Pulmoner emboli tedavisi, ciddiyet düzeyine bağlıdır. Hafif pulmoner emboli için antikoagülan tedavi genellikle yeterlidir. On gün boyunca heparin enjeksiyonu, ardından doğrudan oral antikoagülanların alımına dayanır. Yüksek riskli pulmoner emboli (şok ve/veya hipotansiyon) durumunda, tromboliz (pıhtıyı çözecek bir ilacın intravenöz enjeksiyonu) veya ikincisi kontrendike ise cerrahi pulmoner embolektomi ile birlikte bir heparin enjeksiyonu yapılır, akciğerleri hızlı bir şekilde reperfüze etmek için.

Pulmoner arter hipertansiyonunun tedavisi

Terapötik gelişmelere rağmen, PAH'ın tedavisi yoktur. Multidisipliner bakım, Fransa'da bu hastalığın yönetimi için tanınan 22 yetkinlik merkezinden biri tarafından koordine edilmektedir. Çeşitli tedavilere (özellikle sürekli intravenöz), terapötik eğitime ve yaşam tarzına uyum sağlamaya dayanır.

Kronik tromboembolik pulmoner hipertansiyon tedavisi

Cerrahi pulmoner endarterektomi yapılır. Bu müdahale, pulmoner arterleri tıkayan fibrotik trombotik materyali çıkarmayı amaçlar. Antikoagülan tedavi de sıklıkla ömür boyu reçete edilir.

tanı

Pulmoner emboli tanısı, özellikle flebit belirtileri, şiddetli pulmoner emboli lehine belirtiler (düşük sistolik kan basıncı ve hızlanmış kalp hızı) arayan tam bir klinik muayeneye dayanır. Daha sonra tanıyı doğrulamak ve gerekirse pulmoner emboli şiddetini değerlendirmek için klinik muayeneye göre çeşitli muayeneler yapılır: D-dimerler için bir kan testi (varlıkları bir pıhtı, arter kan gazı varlığını gösterir. CT Akciğerlerin anjiyografisi arteriyel trombozu saptamak için altın standarttır.akciğerlerin işleyişi üzerindeki etki, flebit aramak için alt ekstremitelerin ultrasonu.

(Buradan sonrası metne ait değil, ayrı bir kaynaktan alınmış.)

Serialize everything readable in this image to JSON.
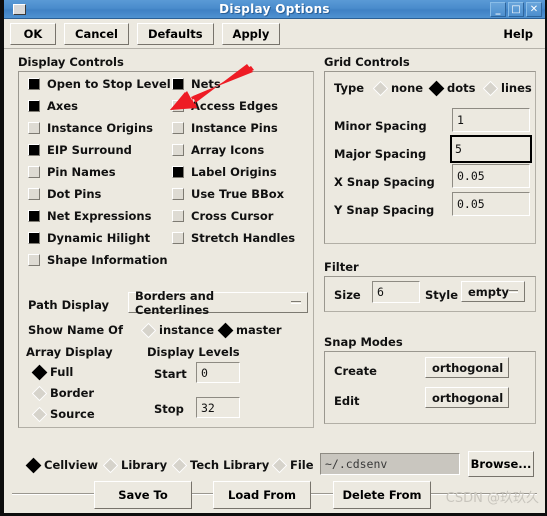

Pulmoner hipertansiyon şüphesi durumunda, pulmoner arter basıncındaki artışı ve bazı kardiyak anormallikleri vurgulamak için kardiyak ultrason yapılır. Doppler ile birleştiğinde kan dolaşımının görüntülenmesini sağlar. Kardiyak kateterizasyon tanıyı doğrulayabilir. Bir toplardamar içine sokulan ve kalbe ve oradan da pulmoner arterlere giden uzun bir kateter ile gerçekleştirilen bu işlem, kalp kulakçığı seviyesindeki kan basıncını, pulmoner arter basıncını ve kan akışını ölçmeyi mümkün kılar.

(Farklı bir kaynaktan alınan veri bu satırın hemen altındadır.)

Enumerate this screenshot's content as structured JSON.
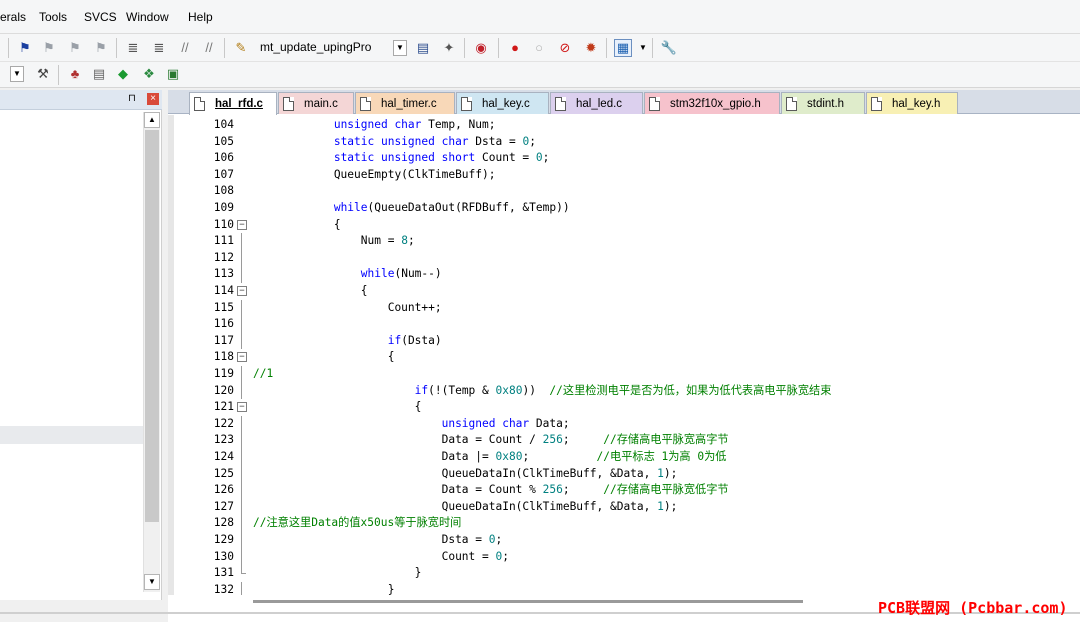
{
  "menu": [
    "erals",
    "Tools",
    "SVCS",
    "Window",
    "Help"
  ],
  "toolbar": {
    "target_name": "mt_update_upingPro"
  },
  "tabs": [
    {
      "label": "hal_rfd.c",
      "color": "#ffffff",
      "active": true
    },
    {
      "label": "main.c",
      "color": "#f4d6d6"
    },
    {
      "label": "hal_timer.c",
      "color": "#f8d8b8"
    },
    {
      "label": "hal_key.c",
      "color": "#cfe6f2"
    },
    {
      "label": "hal_led.c",
      "color": "#dcd0ee"
    },
    {
      "label": "stm32f10x_gpio.h",
      "color": "#f6c2cc"
    },
    {
      "label": "stdint.h",
      "color": "#dfeccb"
    },
    {
      "label": "hal_key.h",
      "color": "#f8f0b4"
    }
  ],
  "code_lines": [
    {
      "n": "104",
      "fold": "",
      "tokens": [
        {
          "t": "            "
        },
        {
          "k": "kw",
          "t": "unsigned char"
        },
        {
          "t": " Temp, Num;"
        }
      ]
    },
    {
      "n": "105",
      "fold": "",
      "tokens": [
        {
          "t": "            "
        },
        {
          "k": "kw",
          "t": "static unsigned char"
        },
        {
          "t": " Dsta = "
        },
        {
          "k": "num",
          "t": "0"
        },
        {
          "t": ";"
        }
      ]
    },
    {
      "n": "106",
      "fold": "",
      "tokens": [
        {
          "t": "            "
        },
        {
          "k": "kw",
          "t": "static unsigned short"
        },
        {
          "t": " Count = "
        },
        {
          "k": "num",
          "t": "0"
        },
        {
          "t": ";"
        }
      ]
    },
    {
      "n": "107",
      "fold": "",
      "tokens": [
        {
          "t": "            QueueEmpty(ClkTimeBuff);"
        }
      ]
    },
    {
      "n": "108",
      "fold": "",
      "tokens": []
    },
    {
      "n": "109",
      "fold": "",
      "tokens": [
        {
          "t": "            "
        },
        {
          "k": "kw",
          "t": "while"
        },
        {
          "t": "(QueueDataOut(RFDBuff, &Temp))"
        }
      ]
    },
    {
      "n": "110",
      "fold": "box",
      "tokens": [
        {
          "t": "            {"
        }
      ]
    },
    {
      "n": "111",
      "fold": "line",
      "tokens": [
        {
          "t": "                Num = "
        },
        {
          "k": "num",
          "t": "8"
        },
        {
          "t": ";"
        }
      ]
    },
    {
      "n": "112",
      "fold": "line",
      "tokens": []
    },
    {
      "n": "113",
      "fold": "line",
      "tokens": [
        {
          "t": "                "
        },
        {
          "k": "kw",
          "t": "while"
        },
        {
          "t": "(Num--)"
        }
      ]
    },
    {
      "n": "114",
      "fold": "box",
      "tokens": [
        {
          "t": "                {"
        }
      ]
    },
    {
      "n": "115",
      "fold": "line",
      "tokens": [
        {
          "t": "                    Count++;"
        }
      ]
    },
    {
      "n": "116",
      "fold": "line",
      "tokens": []
    },
    {
      "n": "117",
      "fold": "line",
      "tokens": [
        {
          "t": "                    "
        },
        {
          "k": "kw",
          "t": "if"
        },
        {
          "t": "(Dsta)"
        }
      ]
    },
    {
      "n": "118",
      "fold": "box",
      "tokens": [
        {
          "t": "                    {"
        }
      ]
    },
    {
      "n": "119",
      "fold": "line",
      "tokens": [
        {
          "k": "cm",
          "t": "//1"
        }
      ]
    },
    {
      "n": "120",
      "fold": "line",
      "tokens": [
        {
          "t": "                        "
        },
        {
          "k": "kw",
          "t": "if"
        },
        {
          "t": "(!(Temp & "
        },
        {
          "k": "num",
          "t": "0x80"
        },
        {
          "t": "))  "
        },
        {
          "k": "cm",
          "t": "//这里检测电平是否为低，如果为低代表高电平脉宽结束"
        }
      ]
    },
    {
      "n": "121",
      "fold": "box",
      "tokens": [
        {
          "t": "                        {"
        }
      ]
    },
    {
      "n": "122",
      "fold": "line",
      "tokens": [
        {
          "t": "                            "
        },
        {
          "k": "kw",
          "t": "unsigned char"
        },
        {
          "t": " Data;"
        }
      ]
    },
    {
      "n": "123",
      "fold": "line",
      "tokens": [
        {
          "t": "                            Data = Count / "
        },
        {
          "k": "num",
          "t": "256"
        },
        {
          "t": ";     "
        },
        {
          "k": "cm",
          "t": "//存储高电平脉宽高字节"
        }
      ]
    },
    {
      "n": "124",
      "fold": "line",
      "tokens": [
        {
          "t": "                            Data |= "
        },
        {
          "k": "num",
          "t": "0x80"
        },
        {
          "t": ";          "
        },
        {
          "k": "cm",
          "t": "//电平标志 1为高 0为低"
        }
      ]
    },
    {
      "n": "125",
      "fold": "line",
      "tokens": [
        {
          "t": "                            QueueDataIn(ClkTimeBuff, &Data, "
        },
        {
          "k": "num",
          "t": "1"
        },
        {
          "t": ");"
        }
      ]
    },
    {
      "n": "126",
      "fold": "line",
      "tokens": [
        {
          "t": "                            Data = Count % "
        },
        {
          "k": "num",
          "t": "256"
        },
        {
          "t": ";     "
        },
        {
          "k": "cm",
          "t": "//存储高电平脉宽低字节"
        }
      ]
    },
    {
      "n": "127",
      "fold": "line",
      "tokens": [
        {
          "t": "                            QueueDataIn(ClkTimeBuff, &Data, "
        },
        {
          "k": "num",
          "t": "1"
        },
        {
          "t": ");"
        }
      ]
    },
    {
      "n": "128",
      "fold": "line",
      "tokens": [
        {
          "k": "cm",
          "t": "//注意这里Data的值x50us等于脉宽时间"
        }
      ]
    },
    {
      "n": "129",
      "fold": "line",
      "tokens": [
        {
          "t": "                            Dsta = "
        },
        {
          "k": "num",
          "t": "0"
        },
        {
          "t": ";"
        }
      ]
    },
    {
      "n": "130",
      "fold": "line",
      "tokens": [
        {
          "t": "                            Count = "
        },
        {
          "k": "num",
          "t": "0"
        },
        {
          "t": ";"
        }
      ]
    },
    {
      "n": "131",
      "fold": "end",
      "tokens": [
        {
          "t": "                        }"
        }
      ]
    },
    {
      "n": "132",
      "fold": "line",
      "tokens": [
        {
          "t": "                    }"
        }
      ]
    }
  ],
  "watermark": "PCB联盟网 (Pcbbar.com)"
}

Kronik pulmoner tromboembolik hipertansiyonun tutarsız semptomları nedeniyle teşhis edilmesi bazen zordur. Teşhisi çeşitli incelemelere dayanır: önce ekokardiyografi, ardından pulmoner sintigrafi ve son olarak sağ kalp kateterizasyonu ve pulmoner anjiyografi.